As an adoptive mother myself, I found the opportunity to review a book on adoption, an incredibly exciting opportunity.  

In Wait No More Author Kelly Rosati shares the ups and downs of foster-to-adopt parening. "I kept thinking God was challenging us," Kelly writes, "asking us if we'd just pass by. Or would we be like the Good Samaritan who did something about the person in need right in front of him?"

Through a series of chance opportunities mixed with divine intervention, John and Kelly Rosati found themselves the parents of four children that truly needed a home. And as she tells the story of Danielle, Anna, Joshua, and Hope, she talks about foster-parent adoption in frank and real ways, sharing both the joys and the difficulties involved with navigating the legal system in the course of those adoptions.

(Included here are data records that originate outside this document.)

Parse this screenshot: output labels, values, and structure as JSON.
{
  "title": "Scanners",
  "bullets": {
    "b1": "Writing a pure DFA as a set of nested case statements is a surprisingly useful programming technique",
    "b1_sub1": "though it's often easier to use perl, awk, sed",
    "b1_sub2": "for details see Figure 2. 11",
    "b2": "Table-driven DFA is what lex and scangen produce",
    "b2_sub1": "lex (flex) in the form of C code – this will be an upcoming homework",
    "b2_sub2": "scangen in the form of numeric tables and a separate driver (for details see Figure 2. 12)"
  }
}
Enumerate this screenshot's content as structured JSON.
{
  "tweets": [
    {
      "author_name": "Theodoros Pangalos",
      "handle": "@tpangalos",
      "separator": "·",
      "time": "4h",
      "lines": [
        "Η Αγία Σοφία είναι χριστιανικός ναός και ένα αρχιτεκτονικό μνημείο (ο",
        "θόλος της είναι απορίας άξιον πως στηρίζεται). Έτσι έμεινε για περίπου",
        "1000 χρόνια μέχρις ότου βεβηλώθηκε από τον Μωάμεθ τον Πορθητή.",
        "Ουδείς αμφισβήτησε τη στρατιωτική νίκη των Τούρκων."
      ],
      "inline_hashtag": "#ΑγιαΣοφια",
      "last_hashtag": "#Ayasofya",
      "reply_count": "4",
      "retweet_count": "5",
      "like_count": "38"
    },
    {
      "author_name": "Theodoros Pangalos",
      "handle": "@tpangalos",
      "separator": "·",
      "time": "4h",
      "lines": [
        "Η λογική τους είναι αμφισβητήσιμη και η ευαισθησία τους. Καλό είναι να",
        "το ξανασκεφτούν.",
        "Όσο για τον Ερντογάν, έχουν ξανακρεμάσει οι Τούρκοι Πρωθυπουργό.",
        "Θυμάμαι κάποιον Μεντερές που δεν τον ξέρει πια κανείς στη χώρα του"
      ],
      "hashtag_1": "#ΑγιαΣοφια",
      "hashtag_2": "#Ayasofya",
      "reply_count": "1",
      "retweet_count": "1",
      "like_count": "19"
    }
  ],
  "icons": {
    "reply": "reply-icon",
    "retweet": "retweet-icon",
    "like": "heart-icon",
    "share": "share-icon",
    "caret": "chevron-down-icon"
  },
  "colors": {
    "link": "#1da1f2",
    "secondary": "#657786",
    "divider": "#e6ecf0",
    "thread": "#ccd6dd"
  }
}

There are over 130 million orphans worldwide. John and Kelly couldn't adopt all of them. But they could adopt 4 of them. Adopting through the foster care system requires special parents. Even as an adoptive parent myself, I am not sure it is a system that I will ever feel comfortable navigating.

I was hoping Kelly's book would encourage me to jump into the game. Instead, I felt a bit defeated at the complexity and emotions involved in becoming parents this way. And while the story itself was interesting and the book an easy read, John and Kelly's story was very personal to their family. She didn't include much in the way of advice, encouragement, or suggestions. Instead she stuck to retelling their own piece of the adoption pie.

The Rosatis strongly believe that God's sultion for oprhaned children in the foster care system involves ordinary Christians desiring to live out the Lord's commandments -- not just through words but through actions. I definitely agree. If every three churches in the U.S. combined to adopt and support one child, we would have no more orphans in our country. That's pretty amazing.

Kelly's book will provide you the hard facts about adopting through the system. It is not easy. It is a hard system to wade through. There are chances many times throughout a child's adoption for them to be returned to their birth family or to another family member. 

However, you will see in Kelly's words that love prevails. That their four children were destined to be their children from the moment of their conception. And that is a story worth reading.

***Tyndale House Publishers has provided me with a copy of this book in exchange for my honest review.